When already significant systems propose to merge, many questions arise with respect to whether the combination really makes sense from a cost-savings or strategy perspective. For example, will the combined system achieve a truly dominant position where payors and employers must have the system in their health plans or will the merger leave the system so burdened with costs and employees that it will ultimately need to engage in layoffs or other efforts to drastically cut costs? Will it allow for more strategic management or simply lead to a large system without clear priorities? Will the merger allow the health system to better serve managed care payors, deliver quality care and manage costs? Will the depth in revenues allow for better investments in management, outpatient services, information systems and other capital projects? Time will tell whether these mega-mergers succeed or create inefficient, misaligned systems.
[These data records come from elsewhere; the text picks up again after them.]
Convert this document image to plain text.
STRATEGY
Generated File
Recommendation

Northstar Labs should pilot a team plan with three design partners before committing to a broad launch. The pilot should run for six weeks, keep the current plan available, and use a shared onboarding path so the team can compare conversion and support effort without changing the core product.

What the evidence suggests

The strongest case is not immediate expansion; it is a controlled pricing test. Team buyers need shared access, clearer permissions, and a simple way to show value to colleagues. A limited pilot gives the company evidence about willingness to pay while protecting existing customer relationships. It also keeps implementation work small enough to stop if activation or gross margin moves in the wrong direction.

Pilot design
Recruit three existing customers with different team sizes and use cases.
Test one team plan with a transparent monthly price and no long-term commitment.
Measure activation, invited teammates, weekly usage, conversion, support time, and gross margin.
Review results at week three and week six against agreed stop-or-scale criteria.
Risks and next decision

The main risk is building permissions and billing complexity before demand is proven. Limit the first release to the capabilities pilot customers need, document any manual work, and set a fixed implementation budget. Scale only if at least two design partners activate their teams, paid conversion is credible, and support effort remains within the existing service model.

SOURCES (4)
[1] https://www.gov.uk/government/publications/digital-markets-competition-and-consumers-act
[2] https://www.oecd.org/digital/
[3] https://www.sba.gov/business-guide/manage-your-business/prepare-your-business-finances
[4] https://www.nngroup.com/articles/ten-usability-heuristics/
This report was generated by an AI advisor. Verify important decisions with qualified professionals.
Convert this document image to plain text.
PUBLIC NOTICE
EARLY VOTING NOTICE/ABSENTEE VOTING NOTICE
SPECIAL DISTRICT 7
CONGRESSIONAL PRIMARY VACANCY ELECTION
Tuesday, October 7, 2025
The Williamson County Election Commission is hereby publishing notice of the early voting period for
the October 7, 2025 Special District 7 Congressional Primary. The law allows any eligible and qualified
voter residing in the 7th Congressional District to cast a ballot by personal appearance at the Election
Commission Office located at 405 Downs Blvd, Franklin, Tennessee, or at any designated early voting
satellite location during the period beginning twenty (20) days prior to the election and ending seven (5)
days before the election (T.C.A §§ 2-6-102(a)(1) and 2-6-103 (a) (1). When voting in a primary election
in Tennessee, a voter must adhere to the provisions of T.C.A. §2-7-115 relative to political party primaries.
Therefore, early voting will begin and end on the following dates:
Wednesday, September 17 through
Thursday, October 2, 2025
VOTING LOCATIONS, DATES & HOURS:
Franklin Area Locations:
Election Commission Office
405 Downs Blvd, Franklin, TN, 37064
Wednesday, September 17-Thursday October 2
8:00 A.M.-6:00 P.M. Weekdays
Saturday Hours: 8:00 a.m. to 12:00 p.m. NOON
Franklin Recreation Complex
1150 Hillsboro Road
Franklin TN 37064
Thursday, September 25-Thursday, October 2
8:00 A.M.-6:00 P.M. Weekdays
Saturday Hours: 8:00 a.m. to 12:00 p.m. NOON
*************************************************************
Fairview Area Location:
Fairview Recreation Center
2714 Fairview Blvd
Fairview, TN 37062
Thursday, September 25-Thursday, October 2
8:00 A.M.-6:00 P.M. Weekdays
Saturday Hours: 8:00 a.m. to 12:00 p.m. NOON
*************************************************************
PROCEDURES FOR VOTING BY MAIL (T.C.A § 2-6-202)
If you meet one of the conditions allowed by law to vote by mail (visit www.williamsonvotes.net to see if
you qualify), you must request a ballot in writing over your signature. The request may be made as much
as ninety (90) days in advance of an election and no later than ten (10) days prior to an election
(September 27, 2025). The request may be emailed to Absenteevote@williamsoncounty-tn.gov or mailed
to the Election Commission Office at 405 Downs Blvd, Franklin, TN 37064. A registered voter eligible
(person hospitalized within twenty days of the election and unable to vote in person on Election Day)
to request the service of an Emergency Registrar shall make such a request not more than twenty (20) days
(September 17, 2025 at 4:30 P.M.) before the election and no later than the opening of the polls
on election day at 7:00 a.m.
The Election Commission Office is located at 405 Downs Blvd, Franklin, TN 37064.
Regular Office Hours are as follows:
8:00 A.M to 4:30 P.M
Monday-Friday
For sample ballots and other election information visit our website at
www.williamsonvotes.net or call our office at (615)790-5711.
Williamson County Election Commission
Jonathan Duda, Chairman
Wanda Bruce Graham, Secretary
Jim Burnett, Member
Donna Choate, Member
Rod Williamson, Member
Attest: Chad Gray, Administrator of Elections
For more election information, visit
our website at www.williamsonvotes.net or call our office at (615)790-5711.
4. Specialty Physician Practices. Despite the trend of migration of independent physicians to hospital and health system employment, many specialty physician practices are looking to remain independent. The decision to stay independent is largely driven by concern regarding future income. This concern mainly stems from a lack of control over referral patterns and decreasing professional and ancillary reimbursement. Small changes in income lead to an explosion in physician/hospital transactions. For example, when the average cardiologist’s reimbursement fell by about 15 percent, a significant number of cardiologists migrated from private practice to hospital employment. With most other specialties, once reimbursement falls by more than 10 percent, the interest in joining a hospital or health system tends to become significantly more acute. Until that point, practices seem more eager to remain autonomous, particularly if it’s a group that has enjoyed long-term independence. Practices that elect to remain independent are also evaluating strategies for affiliating with other practices, either through ownership or collaborations designed to achieve increased bargaining power with payors.